AKI LEMBRANU: SENTINELAS DO SERTÃO

 

MLUIZA

Só quem nasceu e se criou no sertão de antigamente sabe o que é uma sentinela. Atualmente, caíram em desuso as palavras morte, enterro e sentinela. Para dourar a pílula, elas foram ressignificadas e se popularizaram os termos falecimento, sepultamento e velório. Fica mais delicado, abranda o sentimento e dói menos.

Embora fosse coisa de adulto, nelas não faltavam crianças e eu, naturalmente, gostava de participar porque tínhamos mais tempo para brincar na rua nas calorentas noites do sertão. Não precisava dormir cedo e isso já era ótimo Mesmo nas noites sem lua, o céu estrelado do sertão alumiava a escuridão noturna. Dentro de casa, a chama das lamparinas espantava o escuro.

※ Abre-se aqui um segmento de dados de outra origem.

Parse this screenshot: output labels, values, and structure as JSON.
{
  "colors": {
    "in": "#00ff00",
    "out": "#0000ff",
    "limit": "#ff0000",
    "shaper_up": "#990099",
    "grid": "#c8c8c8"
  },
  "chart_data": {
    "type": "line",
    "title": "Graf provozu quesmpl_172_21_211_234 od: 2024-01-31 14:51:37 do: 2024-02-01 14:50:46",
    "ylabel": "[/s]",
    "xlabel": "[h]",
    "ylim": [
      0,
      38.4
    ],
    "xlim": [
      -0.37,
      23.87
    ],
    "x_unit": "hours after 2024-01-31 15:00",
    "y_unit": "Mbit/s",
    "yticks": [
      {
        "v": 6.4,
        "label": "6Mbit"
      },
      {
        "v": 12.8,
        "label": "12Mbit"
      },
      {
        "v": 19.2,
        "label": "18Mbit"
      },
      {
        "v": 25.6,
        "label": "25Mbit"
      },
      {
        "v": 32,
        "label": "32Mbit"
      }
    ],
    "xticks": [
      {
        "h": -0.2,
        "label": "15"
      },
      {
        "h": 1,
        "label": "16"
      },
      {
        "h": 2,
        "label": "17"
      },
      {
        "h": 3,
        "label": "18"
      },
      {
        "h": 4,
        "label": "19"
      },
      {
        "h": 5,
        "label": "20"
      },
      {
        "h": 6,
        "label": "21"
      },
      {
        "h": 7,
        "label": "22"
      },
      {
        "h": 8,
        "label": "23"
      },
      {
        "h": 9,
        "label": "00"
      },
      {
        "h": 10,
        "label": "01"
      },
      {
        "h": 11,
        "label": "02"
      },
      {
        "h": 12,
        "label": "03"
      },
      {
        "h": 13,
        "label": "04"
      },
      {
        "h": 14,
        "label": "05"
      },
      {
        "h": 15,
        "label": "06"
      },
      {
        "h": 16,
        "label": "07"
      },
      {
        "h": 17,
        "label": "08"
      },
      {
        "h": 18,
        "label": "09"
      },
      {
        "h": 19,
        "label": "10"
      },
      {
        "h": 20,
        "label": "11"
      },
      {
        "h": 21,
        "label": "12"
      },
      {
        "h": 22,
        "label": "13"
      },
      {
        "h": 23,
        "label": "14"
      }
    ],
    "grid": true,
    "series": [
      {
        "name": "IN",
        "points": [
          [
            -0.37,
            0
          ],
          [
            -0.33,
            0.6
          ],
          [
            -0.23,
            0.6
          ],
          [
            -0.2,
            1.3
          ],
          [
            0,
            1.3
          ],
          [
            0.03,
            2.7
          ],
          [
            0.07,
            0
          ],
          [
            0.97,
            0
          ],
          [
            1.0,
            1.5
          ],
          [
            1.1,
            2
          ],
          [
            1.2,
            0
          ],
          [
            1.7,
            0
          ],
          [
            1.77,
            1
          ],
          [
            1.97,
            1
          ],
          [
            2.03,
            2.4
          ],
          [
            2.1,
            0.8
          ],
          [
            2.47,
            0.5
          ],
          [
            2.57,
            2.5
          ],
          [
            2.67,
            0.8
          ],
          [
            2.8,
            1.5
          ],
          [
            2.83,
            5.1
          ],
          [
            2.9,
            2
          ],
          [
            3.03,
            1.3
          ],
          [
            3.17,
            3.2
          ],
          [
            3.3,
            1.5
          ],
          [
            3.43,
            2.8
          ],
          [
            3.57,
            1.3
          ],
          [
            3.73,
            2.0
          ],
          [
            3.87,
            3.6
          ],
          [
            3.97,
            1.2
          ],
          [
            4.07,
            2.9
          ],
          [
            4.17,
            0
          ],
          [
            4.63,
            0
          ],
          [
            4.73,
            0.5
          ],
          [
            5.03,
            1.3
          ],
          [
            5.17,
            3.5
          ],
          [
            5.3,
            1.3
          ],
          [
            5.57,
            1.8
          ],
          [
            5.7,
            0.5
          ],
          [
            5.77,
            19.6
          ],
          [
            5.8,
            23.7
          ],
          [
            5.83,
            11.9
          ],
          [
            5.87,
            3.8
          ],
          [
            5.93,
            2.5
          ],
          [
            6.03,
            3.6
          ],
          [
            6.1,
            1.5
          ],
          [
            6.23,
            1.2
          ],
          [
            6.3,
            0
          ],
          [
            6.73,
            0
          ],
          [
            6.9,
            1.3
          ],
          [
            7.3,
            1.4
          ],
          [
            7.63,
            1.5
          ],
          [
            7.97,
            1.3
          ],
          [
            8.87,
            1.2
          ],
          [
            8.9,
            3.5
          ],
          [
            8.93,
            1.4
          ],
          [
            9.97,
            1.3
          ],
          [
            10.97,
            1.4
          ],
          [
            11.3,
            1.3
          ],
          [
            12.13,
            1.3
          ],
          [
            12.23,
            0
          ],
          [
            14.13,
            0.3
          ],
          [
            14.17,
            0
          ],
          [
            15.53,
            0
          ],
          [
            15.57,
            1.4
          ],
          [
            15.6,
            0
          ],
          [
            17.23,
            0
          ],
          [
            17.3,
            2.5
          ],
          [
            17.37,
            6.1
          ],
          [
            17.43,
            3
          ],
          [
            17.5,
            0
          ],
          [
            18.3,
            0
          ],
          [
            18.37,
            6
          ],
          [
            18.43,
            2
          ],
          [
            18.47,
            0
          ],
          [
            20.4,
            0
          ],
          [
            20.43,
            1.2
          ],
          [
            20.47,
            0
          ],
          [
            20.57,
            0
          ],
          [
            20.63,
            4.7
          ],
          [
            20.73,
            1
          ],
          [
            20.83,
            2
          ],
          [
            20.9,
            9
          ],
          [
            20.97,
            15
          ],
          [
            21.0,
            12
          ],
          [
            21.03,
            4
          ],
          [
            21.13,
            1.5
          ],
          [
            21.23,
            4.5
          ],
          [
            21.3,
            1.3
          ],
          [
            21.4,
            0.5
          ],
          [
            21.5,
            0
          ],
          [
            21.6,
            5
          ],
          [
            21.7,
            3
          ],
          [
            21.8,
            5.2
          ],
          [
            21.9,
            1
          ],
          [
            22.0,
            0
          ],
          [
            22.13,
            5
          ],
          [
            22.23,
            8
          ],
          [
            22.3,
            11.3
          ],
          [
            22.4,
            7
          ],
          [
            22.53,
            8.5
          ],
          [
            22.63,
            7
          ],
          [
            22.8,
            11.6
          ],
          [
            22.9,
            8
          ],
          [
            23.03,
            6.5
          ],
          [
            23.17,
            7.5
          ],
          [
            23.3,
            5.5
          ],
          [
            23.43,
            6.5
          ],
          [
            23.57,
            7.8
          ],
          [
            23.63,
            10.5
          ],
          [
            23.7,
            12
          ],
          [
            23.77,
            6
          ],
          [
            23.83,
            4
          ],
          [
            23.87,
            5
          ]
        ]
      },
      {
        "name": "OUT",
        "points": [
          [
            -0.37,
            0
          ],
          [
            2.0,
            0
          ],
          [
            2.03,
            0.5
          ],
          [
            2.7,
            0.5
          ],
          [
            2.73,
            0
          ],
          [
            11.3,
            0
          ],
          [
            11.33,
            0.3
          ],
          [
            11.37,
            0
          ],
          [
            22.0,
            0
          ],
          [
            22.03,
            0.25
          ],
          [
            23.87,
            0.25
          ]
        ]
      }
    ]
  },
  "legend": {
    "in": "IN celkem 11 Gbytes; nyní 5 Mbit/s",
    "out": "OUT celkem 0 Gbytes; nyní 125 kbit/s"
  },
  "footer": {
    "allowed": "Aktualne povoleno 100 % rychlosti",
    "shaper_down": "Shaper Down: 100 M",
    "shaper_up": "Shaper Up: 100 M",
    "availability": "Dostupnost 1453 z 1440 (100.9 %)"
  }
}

Não lembro ter visto incelenças ou carpideiras. Mas vi muita reza e muito choro. Defunto sem choro era um escândalo. A expressão exacerbada da dor promovia uma catarse coletiva. A família chorava e a mulherada presente fazia coro. Às vezes, parecia um jogral. Podia faltar tudo, menos choro e café. Algumas serviam sopa. À parte, dedilhava-se sem cerimônia o terço e a vida alheia. Mulheres especialistas em tirar o terço revezavam-se durante a vigília.

Na cozinha, os bules fumegantes de café. Na sala, o choro e a reza. Na calçada, entre rodadas de café, a conversa rolava. Uma sentinela animada garantia presença até o dia amanhecer. Sentinela triste esvazia na hora. Embora a estrutura fosse a mesma jamais existiu uma igual a outra. Presenciei situações inusitadas. Lembro de muitas mas selecionei apenas algumas para não alongar o texto. Numa delas, uma neta da falecida, escandalizou a cidade. Tomou um belo banho, botou perfume, vestiu camisola e robe e foi sensualizar na calçada de casa pra cima de um gordinho que era presidente do clube social da cidade. Resulta que a sentinela rendeu. Na expectativa do desfecho todo mundo varou a noite.

Outra ocasião, foi um vexame. A defunta no caixão e quando o terço vai começar, descobriram suas unhas pintadas de vermelho. Foi um horror. Parou tudo e foi uma correria atrás de acetona para tirar o esmalte. Só depois disso, começou o terço. Eu jamais imaginei que tinha problema enterrar alguém com as unhas pintadas. Descobri aí que isto fazia parte do protocolo.

As mortalhas eram um número à parte. O figurino masculino era mais discreto. Calça e camisa, paletó e, algumas vezes, rolava um traje de São Francisco. A mortalha feminina tinha lá suas exigências e detalhes. As casadas e viúvas vestiam roupa de santa. Nossa Senhora e Santa Terezinha eram as preferidas. As que morriam solteiras, presumidamente virgens, vestiam traje de noiva. Com direito a coroa. Algumas tinham até buquê. Tudo muito simples e singelo mas obedecendo as regras do figurino. Em qualquer situação, a mortalha tinha que ter sete metros de tecido. Até hoje, não consegui entender essa simbologia dos sete metros embora tenha passado várias horas durante uma sentinela ouvindo explicações de uma costureira especialista em mortalhas que fazia questão de dizer que, na região, era a mais famosa no ramo e portanto a mais disputada. Ela era a única que garantia o uso efetivo dos sete metros. Bom, não sei se as outras passavam a perna no defunto e ficavam com parte do tecido comprometendo o passaporte na entrada do céu.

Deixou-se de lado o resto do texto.